Elisabeth began teaching seminars and giving lectures on how to work with terminally ill patients and how to speak with them about death in a way that could ease any anxiety or worry. Her work became so popular that she was featured in Life magazine in 1969.
After conducting many interviews with terminally ill people and lots of research, Elisabeth wrote her revolutionary book, On Death and Dying, that year. The text outlined the five stages most dying people experience – denial, anger, bargaining, depression, and acceptance.
It’s a model that has been used as a training method for healthcare employees and has helped so many people understand the process of death.

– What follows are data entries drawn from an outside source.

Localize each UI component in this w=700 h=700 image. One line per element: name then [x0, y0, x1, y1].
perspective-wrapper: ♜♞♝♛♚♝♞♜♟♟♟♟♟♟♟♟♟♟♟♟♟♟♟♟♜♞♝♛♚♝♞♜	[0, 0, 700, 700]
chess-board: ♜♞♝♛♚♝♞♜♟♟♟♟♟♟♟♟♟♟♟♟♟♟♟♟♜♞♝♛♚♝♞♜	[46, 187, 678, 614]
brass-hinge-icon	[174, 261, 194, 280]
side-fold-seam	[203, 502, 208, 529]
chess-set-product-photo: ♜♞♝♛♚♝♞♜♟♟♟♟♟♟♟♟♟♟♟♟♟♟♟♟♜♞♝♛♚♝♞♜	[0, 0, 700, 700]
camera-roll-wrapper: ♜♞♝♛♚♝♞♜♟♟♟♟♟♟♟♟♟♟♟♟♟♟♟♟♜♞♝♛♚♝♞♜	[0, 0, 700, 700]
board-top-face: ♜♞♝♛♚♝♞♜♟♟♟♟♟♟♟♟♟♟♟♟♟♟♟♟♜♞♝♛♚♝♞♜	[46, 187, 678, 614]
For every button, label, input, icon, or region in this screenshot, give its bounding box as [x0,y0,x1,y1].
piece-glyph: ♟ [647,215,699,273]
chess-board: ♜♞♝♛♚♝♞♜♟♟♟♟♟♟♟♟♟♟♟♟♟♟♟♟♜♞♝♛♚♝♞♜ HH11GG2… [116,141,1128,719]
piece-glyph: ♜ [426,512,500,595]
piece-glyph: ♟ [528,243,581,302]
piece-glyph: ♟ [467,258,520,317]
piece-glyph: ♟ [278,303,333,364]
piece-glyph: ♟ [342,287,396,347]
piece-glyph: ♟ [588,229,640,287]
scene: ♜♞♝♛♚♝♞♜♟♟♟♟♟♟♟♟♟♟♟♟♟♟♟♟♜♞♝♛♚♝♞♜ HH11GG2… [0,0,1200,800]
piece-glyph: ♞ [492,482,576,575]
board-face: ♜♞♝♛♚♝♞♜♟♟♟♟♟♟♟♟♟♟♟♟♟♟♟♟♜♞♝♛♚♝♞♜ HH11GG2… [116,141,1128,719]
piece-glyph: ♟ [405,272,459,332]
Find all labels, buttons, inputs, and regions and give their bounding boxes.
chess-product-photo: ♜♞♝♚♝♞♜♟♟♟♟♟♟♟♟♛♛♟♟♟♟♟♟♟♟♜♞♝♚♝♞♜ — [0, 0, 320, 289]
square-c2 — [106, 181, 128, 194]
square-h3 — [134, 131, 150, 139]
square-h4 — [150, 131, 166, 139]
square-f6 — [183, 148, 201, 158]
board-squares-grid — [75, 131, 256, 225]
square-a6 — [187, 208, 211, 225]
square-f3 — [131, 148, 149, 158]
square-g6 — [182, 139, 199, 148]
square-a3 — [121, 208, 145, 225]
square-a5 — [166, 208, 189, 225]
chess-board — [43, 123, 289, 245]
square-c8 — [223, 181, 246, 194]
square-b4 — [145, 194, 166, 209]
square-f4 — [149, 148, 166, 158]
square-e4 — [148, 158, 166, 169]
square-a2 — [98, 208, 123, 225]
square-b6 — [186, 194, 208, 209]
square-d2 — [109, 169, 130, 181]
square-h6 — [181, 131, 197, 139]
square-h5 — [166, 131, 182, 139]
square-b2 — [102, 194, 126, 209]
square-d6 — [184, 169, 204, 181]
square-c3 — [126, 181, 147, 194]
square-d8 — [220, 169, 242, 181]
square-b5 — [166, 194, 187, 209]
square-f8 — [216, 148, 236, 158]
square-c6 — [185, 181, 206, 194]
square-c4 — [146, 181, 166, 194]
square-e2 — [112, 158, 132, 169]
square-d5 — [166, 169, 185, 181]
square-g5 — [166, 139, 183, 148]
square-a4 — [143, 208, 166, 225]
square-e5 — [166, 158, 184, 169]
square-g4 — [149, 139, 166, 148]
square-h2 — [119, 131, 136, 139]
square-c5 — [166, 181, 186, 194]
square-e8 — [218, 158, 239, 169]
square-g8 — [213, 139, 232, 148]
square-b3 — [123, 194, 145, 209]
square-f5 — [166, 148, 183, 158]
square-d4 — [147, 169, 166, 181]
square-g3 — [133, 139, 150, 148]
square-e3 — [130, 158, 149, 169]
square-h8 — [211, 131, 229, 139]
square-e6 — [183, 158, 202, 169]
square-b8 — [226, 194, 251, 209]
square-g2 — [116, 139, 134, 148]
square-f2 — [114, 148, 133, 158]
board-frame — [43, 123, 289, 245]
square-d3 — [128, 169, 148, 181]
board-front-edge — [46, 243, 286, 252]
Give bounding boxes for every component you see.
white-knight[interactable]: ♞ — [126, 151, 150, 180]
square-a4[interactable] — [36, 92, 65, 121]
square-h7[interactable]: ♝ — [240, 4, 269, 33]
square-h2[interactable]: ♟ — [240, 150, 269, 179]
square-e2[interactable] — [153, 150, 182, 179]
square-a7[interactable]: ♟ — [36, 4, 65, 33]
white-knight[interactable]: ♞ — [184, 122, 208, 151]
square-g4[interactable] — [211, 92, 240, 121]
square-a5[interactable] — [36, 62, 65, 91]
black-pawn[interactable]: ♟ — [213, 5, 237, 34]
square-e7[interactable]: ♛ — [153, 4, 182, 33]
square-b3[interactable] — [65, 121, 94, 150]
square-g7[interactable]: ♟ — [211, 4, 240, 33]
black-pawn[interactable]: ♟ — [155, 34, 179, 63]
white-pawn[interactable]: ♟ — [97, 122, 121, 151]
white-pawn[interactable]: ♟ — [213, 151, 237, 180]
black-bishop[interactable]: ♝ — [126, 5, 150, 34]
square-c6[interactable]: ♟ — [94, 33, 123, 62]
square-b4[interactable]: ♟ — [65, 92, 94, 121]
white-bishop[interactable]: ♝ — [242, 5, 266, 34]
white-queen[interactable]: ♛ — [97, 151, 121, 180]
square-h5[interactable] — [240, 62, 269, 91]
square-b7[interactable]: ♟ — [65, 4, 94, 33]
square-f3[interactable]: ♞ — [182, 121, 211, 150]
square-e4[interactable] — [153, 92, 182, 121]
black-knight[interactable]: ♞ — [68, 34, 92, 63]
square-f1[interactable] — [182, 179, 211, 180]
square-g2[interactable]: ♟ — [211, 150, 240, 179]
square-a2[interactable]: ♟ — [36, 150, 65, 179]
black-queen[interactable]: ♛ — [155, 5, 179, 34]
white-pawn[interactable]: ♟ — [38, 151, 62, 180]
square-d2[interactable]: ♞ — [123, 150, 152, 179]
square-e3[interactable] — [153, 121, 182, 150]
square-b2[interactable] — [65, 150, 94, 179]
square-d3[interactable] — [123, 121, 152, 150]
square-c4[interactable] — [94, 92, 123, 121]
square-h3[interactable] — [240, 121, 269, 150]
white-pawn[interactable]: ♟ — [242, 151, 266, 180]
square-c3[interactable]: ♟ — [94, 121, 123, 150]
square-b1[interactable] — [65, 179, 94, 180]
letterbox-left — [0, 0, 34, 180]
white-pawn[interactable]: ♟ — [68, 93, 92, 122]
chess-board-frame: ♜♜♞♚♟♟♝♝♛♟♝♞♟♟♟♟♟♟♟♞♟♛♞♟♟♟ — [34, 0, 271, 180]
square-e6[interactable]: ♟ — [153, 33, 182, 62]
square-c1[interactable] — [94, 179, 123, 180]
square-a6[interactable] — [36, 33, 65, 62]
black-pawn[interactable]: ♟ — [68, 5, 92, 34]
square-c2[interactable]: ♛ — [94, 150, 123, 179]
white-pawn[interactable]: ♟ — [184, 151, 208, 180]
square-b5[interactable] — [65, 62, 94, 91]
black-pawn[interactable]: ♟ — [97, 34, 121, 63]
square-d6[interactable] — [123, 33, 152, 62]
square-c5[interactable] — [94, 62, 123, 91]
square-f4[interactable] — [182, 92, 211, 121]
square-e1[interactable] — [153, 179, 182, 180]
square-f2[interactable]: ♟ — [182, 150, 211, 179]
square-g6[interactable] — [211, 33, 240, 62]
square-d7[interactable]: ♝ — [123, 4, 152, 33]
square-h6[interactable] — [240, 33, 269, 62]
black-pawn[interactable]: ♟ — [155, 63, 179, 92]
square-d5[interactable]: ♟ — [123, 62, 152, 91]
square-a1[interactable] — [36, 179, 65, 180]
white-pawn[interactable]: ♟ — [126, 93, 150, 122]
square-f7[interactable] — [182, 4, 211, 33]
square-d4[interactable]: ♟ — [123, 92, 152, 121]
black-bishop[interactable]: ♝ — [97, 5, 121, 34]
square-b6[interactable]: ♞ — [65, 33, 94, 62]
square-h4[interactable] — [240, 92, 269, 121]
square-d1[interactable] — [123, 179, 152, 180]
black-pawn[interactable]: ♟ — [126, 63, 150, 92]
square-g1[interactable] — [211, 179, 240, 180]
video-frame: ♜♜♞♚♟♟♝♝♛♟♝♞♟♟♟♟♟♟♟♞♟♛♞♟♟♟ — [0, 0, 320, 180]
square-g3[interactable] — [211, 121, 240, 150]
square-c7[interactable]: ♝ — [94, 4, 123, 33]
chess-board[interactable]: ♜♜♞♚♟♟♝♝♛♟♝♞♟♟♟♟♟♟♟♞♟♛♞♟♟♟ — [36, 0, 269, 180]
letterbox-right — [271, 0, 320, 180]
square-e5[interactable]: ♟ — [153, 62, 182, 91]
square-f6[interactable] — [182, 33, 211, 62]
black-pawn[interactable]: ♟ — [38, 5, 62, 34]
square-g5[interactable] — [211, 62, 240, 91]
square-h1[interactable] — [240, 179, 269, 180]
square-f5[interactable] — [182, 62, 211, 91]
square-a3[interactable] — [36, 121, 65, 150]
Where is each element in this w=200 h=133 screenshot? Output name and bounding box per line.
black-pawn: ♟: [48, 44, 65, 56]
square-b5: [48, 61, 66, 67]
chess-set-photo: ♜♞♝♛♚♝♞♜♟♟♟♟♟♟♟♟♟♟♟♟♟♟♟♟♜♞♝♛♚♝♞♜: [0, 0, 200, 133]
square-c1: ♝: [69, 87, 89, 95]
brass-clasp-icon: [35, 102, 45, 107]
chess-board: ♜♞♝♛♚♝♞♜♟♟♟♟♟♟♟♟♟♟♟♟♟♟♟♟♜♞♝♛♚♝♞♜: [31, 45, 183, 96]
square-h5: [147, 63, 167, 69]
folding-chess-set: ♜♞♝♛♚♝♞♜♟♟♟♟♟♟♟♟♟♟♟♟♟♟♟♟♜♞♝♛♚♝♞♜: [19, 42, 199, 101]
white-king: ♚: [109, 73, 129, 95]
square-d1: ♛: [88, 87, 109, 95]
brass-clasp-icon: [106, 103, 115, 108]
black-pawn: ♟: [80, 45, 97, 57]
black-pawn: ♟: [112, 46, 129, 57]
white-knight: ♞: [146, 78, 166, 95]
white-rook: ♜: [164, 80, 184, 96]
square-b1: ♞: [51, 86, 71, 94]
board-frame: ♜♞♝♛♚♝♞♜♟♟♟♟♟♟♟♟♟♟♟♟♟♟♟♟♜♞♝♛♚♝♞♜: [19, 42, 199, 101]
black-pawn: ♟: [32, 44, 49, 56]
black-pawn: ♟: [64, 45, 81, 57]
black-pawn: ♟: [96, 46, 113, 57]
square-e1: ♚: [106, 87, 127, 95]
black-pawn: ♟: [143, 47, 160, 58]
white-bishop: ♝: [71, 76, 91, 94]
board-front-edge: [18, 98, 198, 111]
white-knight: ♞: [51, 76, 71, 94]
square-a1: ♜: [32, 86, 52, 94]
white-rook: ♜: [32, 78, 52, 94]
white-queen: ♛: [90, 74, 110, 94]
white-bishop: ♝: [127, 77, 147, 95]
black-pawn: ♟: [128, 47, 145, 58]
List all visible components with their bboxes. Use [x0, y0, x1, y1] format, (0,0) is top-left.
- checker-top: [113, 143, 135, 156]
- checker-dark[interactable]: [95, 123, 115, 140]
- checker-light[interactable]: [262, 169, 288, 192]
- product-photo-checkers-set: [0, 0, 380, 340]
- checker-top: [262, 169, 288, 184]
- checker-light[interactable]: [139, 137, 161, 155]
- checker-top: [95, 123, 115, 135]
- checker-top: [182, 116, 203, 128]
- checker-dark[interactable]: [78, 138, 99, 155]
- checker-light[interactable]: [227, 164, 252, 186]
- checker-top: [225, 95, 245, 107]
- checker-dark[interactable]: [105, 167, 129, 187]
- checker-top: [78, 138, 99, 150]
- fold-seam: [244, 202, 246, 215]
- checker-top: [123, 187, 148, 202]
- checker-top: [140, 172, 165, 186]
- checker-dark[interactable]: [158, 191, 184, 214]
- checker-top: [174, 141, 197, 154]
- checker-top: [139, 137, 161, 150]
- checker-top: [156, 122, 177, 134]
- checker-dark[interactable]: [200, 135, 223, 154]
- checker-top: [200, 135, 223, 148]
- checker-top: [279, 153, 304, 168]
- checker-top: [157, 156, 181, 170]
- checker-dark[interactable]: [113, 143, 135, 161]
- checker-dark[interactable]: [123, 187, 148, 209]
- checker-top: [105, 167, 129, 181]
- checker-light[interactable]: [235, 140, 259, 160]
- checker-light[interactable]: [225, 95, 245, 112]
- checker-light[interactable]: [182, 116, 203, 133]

Throughout the rest of her career, Elisabeth wrote over 20 books relating to death and psychology. In the 1970s, she started advocating for hospice care and was significant in establishing hospice care programs nationwide. She co-founded the American Holistic Medical Association and built Shanti Nilaya, an educational healing center in California, in 1977.
In the 1980s, during the AIDS crisis, Elisabeth worked with AIDS patients and conducted workshops for them in different parts of the world. In the mid-1980s, she developed the Elisabeth Kübler-Ross Center, which was relocated to a farm in Virginia.
In 1995, Elisabeth moved to Arizona, where she retired after suffering a series of strokes that left her paralyzed on her left side. She moved into a hospice program in 2002 and passed away due to natural causes in August 2004 at 78.
As one of the first individuals to pour so much work, dedication, and love into caring for terminally ill patients, Elisabeth truly had a tremendous impact on how we approach death in this world. Her legacy lives on as people live by her methods to this day.